Evangelicals have shirked and punted many responsibilities to the federal government.  Previously (here and here), I have traced this habit back to the split of Protestantism into liberalism and conservativism (the fundamentalists originally, who are now called evangelicals) .  I do not think it would be all that massive of an undertaking for evangelicals in the country to completely eliminate the foster care system.  This would take 250,000 families adopting one child into their family.  I think this is feasible.  Elders at local churches would vet potential families, and the deacons at those local churches would oversee the transfer of children out of government foster care and into adoption into elder-approved families.  I think the whole process could take less than 10 years.  It is highly idealistic with regards to the current status of American evangelicalism but, in my view, entirely possible.

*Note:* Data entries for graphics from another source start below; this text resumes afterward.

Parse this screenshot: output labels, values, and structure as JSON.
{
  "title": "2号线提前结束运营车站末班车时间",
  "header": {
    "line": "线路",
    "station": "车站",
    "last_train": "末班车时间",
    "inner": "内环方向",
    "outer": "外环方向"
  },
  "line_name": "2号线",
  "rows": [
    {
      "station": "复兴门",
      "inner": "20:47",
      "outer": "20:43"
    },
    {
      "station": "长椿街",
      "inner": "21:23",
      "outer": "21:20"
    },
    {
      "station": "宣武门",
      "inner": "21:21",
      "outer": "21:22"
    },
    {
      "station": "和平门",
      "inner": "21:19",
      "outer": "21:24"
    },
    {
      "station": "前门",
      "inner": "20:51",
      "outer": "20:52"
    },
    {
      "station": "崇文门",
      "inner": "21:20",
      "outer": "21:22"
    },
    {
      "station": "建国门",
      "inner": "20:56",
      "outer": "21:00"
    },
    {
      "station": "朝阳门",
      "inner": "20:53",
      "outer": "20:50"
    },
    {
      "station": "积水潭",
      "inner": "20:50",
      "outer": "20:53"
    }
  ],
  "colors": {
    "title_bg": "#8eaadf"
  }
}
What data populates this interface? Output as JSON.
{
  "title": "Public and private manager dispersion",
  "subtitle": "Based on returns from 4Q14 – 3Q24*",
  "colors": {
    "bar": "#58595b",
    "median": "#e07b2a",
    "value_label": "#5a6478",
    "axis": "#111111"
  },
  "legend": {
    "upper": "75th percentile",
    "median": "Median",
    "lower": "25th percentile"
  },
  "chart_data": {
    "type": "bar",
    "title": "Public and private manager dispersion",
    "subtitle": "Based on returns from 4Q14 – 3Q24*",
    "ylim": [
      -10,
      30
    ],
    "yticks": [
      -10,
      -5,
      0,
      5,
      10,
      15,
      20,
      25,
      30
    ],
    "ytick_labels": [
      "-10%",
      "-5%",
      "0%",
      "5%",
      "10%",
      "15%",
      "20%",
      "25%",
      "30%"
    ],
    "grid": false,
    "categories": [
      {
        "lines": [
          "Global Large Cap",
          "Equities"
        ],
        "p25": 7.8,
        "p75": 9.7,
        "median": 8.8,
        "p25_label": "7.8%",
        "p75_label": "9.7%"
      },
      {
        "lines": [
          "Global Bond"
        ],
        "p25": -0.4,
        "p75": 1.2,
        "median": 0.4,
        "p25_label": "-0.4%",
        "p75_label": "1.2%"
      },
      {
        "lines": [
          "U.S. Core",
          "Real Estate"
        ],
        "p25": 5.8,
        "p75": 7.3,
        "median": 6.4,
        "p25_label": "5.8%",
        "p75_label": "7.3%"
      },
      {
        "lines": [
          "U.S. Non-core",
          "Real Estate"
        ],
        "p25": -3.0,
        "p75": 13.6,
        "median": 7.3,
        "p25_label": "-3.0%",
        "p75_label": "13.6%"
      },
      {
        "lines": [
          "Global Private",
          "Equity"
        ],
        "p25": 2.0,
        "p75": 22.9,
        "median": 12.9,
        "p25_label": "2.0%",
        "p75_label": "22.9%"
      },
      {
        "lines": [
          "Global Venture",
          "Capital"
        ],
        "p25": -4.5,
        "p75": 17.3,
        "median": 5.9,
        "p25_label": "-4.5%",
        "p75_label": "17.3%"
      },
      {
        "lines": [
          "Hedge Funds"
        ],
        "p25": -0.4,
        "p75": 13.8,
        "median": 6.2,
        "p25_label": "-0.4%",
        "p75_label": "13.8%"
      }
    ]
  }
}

Unless, non-governmental institutions step-in to provide value-added social care for a nation-state, one runs the risk of the endless march of bigger government and tyranny, as its government continues to expand its power and control by nationalizing previously private businesses and service sectors.   It is one thing to keep a wealthy nation with a small military of 10 million people in check… it is entirely another thing to keep a nation of 350 million (with a strong monopoly of violence) in check.  Evangelicals cannot think that merely voting will stem the tide of bigger government and/or socialism.  If you do not want to see this happen, then I suggest we corporately affirm James 1:27:

Religion that God our Father accepts as pure and faultless is this: to look after orphans and widows in their distress and to keep oneself from being polluted by the world.